100-year-old Wimborne independent electronics store goes solar

By Sam Pither [email protected]

Published: April 17, 2024 | Updated: 17th April 2024

A Wimborne electronics store is turning to solar energy to power its hundreds of domestic appliances, televisions and home cinemas.

Dacombes of Wimborne, a family business founded in the 1920s, has been working in conjunction with Low Carbon Dorset, a green grant initiative for businesses run by Dorset Council.

Matt Renaut, managing director of Dacombes explained: “With air-conditioning, lighting, TVs and displays, our electricity drain equated to having three kettles boiling all day long. I used to have to sit down before opening our monthly electricity bill. The increase in the last few years has been alarming!”

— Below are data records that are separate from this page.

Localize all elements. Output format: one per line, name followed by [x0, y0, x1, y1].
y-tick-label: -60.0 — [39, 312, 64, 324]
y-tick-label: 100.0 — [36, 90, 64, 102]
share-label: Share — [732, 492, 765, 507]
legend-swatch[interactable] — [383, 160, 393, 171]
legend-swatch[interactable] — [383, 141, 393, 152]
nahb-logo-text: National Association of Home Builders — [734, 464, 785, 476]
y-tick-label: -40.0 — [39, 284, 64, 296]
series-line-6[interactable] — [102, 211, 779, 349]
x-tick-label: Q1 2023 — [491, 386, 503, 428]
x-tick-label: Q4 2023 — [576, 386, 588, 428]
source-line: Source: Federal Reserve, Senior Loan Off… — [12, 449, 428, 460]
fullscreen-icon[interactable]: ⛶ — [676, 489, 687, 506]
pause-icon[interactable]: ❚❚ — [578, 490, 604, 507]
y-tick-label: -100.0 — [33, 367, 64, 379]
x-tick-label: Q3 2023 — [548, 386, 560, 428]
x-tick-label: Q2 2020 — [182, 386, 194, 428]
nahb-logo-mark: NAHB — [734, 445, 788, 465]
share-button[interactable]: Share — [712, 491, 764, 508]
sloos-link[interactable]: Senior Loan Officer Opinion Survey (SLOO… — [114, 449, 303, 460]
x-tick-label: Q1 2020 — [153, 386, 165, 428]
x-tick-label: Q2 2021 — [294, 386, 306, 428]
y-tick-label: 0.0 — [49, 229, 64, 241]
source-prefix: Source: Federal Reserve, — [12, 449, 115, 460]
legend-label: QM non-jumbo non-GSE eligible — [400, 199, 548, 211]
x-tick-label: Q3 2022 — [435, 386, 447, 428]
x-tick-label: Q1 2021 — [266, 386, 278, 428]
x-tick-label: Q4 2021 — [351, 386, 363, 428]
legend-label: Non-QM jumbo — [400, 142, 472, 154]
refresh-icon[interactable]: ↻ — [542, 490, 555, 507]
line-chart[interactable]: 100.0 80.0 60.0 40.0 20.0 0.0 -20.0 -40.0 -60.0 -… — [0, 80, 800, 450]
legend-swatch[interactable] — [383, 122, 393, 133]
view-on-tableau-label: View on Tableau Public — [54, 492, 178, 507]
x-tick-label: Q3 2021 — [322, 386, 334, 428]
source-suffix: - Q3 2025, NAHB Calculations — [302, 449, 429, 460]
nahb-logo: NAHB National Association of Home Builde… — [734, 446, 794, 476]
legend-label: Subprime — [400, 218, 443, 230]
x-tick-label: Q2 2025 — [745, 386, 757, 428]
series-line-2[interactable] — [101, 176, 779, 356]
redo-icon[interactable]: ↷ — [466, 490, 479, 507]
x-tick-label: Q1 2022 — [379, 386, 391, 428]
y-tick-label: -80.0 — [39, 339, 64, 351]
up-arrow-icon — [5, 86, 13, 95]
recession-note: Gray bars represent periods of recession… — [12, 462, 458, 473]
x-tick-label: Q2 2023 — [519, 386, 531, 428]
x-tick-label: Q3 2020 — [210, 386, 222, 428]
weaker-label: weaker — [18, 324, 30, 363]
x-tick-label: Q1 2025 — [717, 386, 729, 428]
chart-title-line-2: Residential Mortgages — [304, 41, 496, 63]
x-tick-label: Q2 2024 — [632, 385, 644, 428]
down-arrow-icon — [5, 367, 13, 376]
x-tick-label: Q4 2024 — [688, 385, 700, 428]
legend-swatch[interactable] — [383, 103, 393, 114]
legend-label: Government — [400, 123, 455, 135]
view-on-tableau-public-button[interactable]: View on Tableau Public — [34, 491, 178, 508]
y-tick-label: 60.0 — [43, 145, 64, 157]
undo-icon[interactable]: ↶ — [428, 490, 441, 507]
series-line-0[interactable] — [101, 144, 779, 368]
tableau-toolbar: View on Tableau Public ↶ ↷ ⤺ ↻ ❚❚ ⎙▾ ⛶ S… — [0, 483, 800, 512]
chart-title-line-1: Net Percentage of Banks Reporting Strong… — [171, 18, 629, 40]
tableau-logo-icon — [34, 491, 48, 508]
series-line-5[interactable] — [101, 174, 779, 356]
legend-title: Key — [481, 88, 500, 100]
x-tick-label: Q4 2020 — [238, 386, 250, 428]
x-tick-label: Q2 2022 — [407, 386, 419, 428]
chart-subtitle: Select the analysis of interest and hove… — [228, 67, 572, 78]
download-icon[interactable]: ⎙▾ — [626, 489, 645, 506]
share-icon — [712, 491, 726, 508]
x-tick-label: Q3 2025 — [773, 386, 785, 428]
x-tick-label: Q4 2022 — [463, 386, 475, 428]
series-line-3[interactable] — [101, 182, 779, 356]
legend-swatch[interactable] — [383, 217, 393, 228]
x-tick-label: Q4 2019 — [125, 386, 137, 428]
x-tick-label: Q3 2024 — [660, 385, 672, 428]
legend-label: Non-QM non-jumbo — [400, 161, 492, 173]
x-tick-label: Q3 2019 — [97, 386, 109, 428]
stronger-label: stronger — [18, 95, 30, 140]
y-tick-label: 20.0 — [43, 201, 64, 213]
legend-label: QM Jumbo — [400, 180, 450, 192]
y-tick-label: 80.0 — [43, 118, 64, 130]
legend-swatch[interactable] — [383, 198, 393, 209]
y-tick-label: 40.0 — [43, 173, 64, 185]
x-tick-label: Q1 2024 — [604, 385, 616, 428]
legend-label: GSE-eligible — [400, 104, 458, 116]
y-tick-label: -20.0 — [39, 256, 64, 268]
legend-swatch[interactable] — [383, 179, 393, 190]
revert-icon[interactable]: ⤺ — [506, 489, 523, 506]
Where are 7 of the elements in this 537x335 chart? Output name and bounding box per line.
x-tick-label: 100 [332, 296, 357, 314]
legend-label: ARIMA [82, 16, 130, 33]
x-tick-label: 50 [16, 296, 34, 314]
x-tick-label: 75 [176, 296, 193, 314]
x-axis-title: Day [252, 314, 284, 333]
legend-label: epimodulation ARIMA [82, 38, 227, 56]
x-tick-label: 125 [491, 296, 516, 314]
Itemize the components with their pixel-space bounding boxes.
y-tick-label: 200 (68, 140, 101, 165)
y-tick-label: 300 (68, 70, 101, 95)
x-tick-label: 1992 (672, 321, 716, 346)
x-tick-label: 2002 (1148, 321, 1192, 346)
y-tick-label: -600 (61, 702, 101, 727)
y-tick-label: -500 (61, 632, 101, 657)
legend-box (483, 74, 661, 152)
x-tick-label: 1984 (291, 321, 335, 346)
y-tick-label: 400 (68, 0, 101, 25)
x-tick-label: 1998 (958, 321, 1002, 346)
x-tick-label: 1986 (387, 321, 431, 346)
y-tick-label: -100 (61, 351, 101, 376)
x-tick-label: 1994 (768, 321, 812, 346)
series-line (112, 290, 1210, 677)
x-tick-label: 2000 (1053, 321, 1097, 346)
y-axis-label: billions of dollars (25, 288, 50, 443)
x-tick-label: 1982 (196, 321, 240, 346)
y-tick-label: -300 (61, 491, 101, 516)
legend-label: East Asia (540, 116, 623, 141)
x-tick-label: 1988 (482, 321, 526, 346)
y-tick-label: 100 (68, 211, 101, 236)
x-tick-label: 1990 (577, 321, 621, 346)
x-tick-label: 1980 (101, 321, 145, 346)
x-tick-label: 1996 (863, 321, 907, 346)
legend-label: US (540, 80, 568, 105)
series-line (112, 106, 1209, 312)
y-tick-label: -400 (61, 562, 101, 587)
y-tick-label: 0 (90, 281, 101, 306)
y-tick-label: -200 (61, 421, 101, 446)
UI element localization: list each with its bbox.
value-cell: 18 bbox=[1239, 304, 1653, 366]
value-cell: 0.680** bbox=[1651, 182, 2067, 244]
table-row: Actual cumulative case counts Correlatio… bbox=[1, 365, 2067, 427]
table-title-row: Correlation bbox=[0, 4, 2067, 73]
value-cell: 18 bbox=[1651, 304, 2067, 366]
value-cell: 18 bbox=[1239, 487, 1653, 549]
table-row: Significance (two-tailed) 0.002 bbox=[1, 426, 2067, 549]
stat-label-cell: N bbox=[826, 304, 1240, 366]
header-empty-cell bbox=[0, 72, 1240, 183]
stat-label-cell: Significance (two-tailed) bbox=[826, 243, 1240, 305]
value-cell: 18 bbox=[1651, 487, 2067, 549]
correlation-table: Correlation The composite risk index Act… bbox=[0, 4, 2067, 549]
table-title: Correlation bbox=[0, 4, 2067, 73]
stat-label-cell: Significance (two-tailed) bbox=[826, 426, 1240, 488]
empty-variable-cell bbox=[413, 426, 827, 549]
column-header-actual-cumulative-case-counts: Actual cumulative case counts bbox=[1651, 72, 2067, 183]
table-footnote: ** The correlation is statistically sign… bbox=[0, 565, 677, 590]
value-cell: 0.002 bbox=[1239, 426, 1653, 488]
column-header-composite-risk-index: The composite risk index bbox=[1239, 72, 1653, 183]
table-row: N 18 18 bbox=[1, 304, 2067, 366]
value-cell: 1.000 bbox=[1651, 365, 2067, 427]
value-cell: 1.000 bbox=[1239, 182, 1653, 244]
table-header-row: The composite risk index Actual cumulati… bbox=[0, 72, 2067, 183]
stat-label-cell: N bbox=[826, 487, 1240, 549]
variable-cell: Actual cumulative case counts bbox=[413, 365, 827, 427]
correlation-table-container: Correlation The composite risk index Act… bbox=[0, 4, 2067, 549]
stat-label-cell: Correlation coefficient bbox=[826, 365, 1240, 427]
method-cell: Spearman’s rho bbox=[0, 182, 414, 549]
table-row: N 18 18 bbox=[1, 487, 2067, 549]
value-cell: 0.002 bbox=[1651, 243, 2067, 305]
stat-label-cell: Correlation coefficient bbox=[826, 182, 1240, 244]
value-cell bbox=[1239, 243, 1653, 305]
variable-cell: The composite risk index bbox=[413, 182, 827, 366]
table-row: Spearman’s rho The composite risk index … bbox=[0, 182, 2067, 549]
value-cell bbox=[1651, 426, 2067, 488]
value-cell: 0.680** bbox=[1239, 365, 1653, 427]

With further energy price hikes on the horizon. Matt applied for a grant via Low Carbon Dorset, a process that took five months from grant application to completion.

Steven Ford, Dorset Council’s Corporate Director for Strategy, Performance and Sustainability, said: “Officers from our Low Carbon Dorset programme have worked closely with the team at Dacombes to help them make significant strides in reducing their environmental impact and boosting their energy efficiency.

“Free technical advice and a grant from the programme has helped Dacombes install green measures which are expected to significantly reduce their carbon footprint, lower their energy bills, and support future green initiatives.”

Ringwood-based Empower Energy has fitted a 41kw system made up of 99 solar panels, in an array which it designed and will perform ongoing maintenance on.

Mark Wingrove, Business Development Manager for Empower Energy said: “This was a complex project utilising five roof elevations.”

But the challenge was certainly worth it. Matt Renaut commented: “Even in the poor weather we’re experiencing now, we’re still generating enough energy during the day to power our store during its opening hours.

Mark Wingrove added; “Unlike domestic energy users, there’s no price cap protection for commercial organisations, so managing the soaring costs of energy bills with no idea of what the industry is going to do is a huge strain on cashflow.

“Dacombes is now enjoying independence from the grid, in control of its own usage and costs alongside helping to reduce their environmental impact.”

In addition to the solar panels, Dacombes now has two EV van chargers and a Tesla battery. It also uses a heat pump for all heating and cooling along with energy-efficient lighting and equipment.

Matt Renaut said: “Phase 2 of our green energy initiative is to eventually have electric delivery vehicles so we can reduce our carbon footprint further. I’m proud that we’re on our way to running an eco-friendly business.”